A New and Improved Cavity Charge Projectile

Notes on explosives, October 2, 1942.

Major Ross, patent attorney for the Navy…said that perhaps I didn’t know that I was co-inventor in this invention – I do not remember having been told that I was. The invention is on an offset liner for cavity charge.

-Linus Pauling, February 8, 1952.

In February 1952, Linus Pauling was summoned by K.F. Ross, patent attorney for the Navy, to sign an oath and patent application form. The document was titled “Oath, Power of Attorney, and Petition,” and stated that Pauling and Martin A. Paul were the joint inventors of “An Offset Liner for a Cavity Charge Projectile.” Paul had already signed the same application on January 17, 1952. The document also stated that D.C. Snyder and K.W. Wonnell, attorneys affiliated with the Office of Naval Research, would manage the patent application.

When the inventors signed the patent application form, they also agreed to sell their invention to the Navy, which bought the patent from them for the sum of one dollar. It was furthermore stated that

The said Owners hereby agree to execute and deliver unto the Government, upon request, any and all instruments necessary to convey to the Government the full right, title, and interest in and to any substitutions, divisions, or continuations in part of said application.

In this way, Pauling simultaneously claimed inventorship and signed away ownership, as well as any other claims to the invention, with one stroke of his pen.


As a war-time scientist, Pauling was often called upon by the U.S. government to aid in the defense and protection of the country. During World War II he worked on projects as diverse as an oxygen meter and a human blood substitute. The offset liner for a cavity charge projectile, which Pauling worked on with Martin Paul, was one such project. The timing of the application, coupled with the absence of the cavity charge projectile from Pauling’s research notebooks, suggest that this was another of Pauling’s war work projects, but one that remained top secret until after the war.

The problem that the researchers endeavored to solve was the stabilization of gun-ejected explosive shells. The contemporary method of stabilization upon which Pauling and Paul were charged to improve was to spin the shells as they were ejected, which was not very efficient. For one, spinning the shells resulted in a fifty percent decrease in the force that the shells could deliver upon impact, as compared to a shell that does not spin. Working together, Pauling and Paul found a creative way to provide stabilization without lessening the impact that the shells could make on their targets.

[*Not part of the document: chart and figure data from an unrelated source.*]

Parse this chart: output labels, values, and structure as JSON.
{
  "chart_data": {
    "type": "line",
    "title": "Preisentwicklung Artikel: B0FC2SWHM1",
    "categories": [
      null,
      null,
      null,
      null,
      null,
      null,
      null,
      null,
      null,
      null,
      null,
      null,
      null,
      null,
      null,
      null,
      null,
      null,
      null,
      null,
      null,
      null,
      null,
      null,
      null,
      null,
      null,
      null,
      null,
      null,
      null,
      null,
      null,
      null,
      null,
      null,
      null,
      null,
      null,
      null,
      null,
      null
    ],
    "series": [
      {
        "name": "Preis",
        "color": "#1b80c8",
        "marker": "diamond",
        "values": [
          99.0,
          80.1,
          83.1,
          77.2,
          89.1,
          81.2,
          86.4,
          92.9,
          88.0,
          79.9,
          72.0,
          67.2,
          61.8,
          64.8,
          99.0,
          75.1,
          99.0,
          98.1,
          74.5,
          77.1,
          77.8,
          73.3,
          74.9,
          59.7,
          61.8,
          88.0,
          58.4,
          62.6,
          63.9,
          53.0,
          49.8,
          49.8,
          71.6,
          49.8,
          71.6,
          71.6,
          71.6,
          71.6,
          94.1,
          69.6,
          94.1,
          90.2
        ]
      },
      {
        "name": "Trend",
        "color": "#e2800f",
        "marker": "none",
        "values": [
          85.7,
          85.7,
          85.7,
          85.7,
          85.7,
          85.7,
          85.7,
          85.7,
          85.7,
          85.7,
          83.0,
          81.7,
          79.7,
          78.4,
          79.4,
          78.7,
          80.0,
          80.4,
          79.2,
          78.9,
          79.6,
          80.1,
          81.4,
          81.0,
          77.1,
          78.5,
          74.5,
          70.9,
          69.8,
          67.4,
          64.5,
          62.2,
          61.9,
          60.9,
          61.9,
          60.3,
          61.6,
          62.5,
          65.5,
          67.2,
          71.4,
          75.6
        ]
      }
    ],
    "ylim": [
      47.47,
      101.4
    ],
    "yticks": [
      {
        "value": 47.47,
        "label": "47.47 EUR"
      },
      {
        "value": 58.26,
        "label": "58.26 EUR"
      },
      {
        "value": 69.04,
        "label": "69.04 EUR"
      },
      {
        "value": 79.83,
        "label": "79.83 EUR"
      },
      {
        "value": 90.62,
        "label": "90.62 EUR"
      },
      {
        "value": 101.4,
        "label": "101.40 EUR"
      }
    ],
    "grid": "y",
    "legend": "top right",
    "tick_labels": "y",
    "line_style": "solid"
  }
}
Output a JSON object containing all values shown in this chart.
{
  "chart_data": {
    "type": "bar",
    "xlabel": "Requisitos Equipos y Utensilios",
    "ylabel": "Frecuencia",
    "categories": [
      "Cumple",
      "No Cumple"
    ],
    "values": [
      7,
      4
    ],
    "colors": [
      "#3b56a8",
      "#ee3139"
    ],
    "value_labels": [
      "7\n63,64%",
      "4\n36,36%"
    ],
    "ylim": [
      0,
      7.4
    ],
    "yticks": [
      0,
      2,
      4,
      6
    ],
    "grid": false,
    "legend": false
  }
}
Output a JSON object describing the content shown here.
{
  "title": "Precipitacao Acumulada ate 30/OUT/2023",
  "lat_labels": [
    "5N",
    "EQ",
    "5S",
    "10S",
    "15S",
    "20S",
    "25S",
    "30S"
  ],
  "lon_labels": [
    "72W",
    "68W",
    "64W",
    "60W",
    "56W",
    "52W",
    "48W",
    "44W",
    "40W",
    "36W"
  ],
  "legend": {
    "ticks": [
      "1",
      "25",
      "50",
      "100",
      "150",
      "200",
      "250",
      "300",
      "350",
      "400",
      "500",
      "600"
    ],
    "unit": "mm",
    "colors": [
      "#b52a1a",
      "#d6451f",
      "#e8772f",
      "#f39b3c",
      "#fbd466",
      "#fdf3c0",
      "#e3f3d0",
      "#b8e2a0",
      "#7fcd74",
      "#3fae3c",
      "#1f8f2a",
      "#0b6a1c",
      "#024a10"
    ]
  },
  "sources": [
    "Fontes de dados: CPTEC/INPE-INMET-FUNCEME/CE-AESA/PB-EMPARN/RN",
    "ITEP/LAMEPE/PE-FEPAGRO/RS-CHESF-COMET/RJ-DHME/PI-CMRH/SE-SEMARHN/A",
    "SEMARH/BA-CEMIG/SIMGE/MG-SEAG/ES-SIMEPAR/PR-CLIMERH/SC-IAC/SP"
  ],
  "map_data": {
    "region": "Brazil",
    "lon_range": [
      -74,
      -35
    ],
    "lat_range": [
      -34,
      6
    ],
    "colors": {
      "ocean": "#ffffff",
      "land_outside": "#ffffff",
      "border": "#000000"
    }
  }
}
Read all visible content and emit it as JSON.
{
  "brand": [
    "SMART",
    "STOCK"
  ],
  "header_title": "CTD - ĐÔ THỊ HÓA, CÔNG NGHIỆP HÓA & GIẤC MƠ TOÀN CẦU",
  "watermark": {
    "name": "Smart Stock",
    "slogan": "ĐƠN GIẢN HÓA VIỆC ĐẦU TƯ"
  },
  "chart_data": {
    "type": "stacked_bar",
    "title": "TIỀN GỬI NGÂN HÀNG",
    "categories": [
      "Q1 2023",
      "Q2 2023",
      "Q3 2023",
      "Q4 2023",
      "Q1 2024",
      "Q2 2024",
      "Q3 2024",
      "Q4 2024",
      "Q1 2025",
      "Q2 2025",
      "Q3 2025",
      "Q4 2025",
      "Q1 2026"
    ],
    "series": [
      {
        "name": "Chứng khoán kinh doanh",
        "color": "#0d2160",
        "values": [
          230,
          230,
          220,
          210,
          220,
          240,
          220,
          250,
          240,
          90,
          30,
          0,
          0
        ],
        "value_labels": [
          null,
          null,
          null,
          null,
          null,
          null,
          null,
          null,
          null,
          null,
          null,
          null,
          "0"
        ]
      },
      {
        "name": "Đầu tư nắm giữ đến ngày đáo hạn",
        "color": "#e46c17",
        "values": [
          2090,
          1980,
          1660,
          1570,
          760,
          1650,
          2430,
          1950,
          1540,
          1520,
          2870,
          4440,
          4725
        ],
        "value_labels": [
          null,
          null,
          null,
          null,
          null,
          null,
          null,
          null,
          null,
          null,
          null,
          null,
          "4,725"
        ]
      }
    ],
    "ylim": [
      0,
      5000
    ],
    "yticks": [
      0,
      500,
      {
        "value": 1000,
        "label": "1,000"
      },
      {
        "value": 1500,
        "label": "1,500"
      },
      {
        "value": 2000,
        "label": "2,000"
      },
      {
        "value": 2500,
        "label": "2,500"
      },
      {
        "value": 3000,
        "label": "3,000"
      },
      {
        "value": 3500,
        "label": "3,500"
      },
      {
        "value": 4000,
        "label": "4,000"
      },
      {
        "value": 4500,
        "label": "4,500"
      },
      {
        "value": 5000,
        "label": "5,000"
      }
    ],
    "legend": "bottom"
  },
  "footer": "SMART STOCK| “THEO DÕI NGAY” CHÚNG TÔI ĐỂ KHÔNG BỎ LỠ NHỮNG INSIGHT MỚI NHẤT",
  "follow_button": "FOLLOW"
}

Diagrams included with Pauling and Paul’s cavity charge projectile patent, November 1965.

The primary object of their project was to improve the penetrating power of a spin-stabilized, cavity charge explosive shell by inventing an improved cavity-charge shell. A cavity-charge shell includes a space around which the explosive is arranged, so that when the explosive detonates, the shaped cavity focuses and increases the detonation, thereby requiring a smaller amount of explosive to deliver a comparable amount of force.

One tactic used by Pauling and Paul in pursuit of increased efficiency was to change the shape of the cavity’s liner. The new and improved model of a cavity-charge projectile utilized a plurality of offset plane sectors which faced in the direction of the shell’s rotation, ostensibly causing the shell to be slowed less by spinning.

Further, in Pauling and Paul’s model, the liner for a cavity-charge projectile was constructed by dividing the conical surface of the cavity into sectors, and tilting each sector slightly towards the preceding sector. According to the duo’s patent, “45 degree steel cones of .062 inch thickness and sectioned in half and in quarters were respectively put together again with silver solder in such a way that adjoining edges were offset with respect to each other.” Upon impact, the force exerted by the explosive in the shell on these sectors would compensate for the slowing of forward motion caused by spin.

Pauling and Paul had been constructing cavity liners by dividing a conical surface into four separate sections which were then twisted or canted relative to each other. But the patent states that a die could be constructed which would enable the structure to be made in a single stamping. As to the efficiency of the offset cavity liner, “It can be seen that for speeds of rotation above about 130 r.p.m., the modified cones were far superior to the unmodified cones.”

Diagrams included with Pauling and Paul’s cavity charge projectile patent, November 1965.

Several variations in the invention emerged with slightly different cavity shapes and other modifications, but the patent concludes that the various versions of the invention all had key features in common. For one, all of them required the offset surface to face the direction of rotation of the shell. Likewise, they required “that there be a plurality of offset sectors where the amount of offset increases from apex to the base of the shell head portion.”

Pauling and Paul’s joint invention, “An Offset Liner for a Cavity Charge Projectile,” U.S. patent number 3, 217, 650, was patented on November 16, 1965, thirteen years after the original application was filed.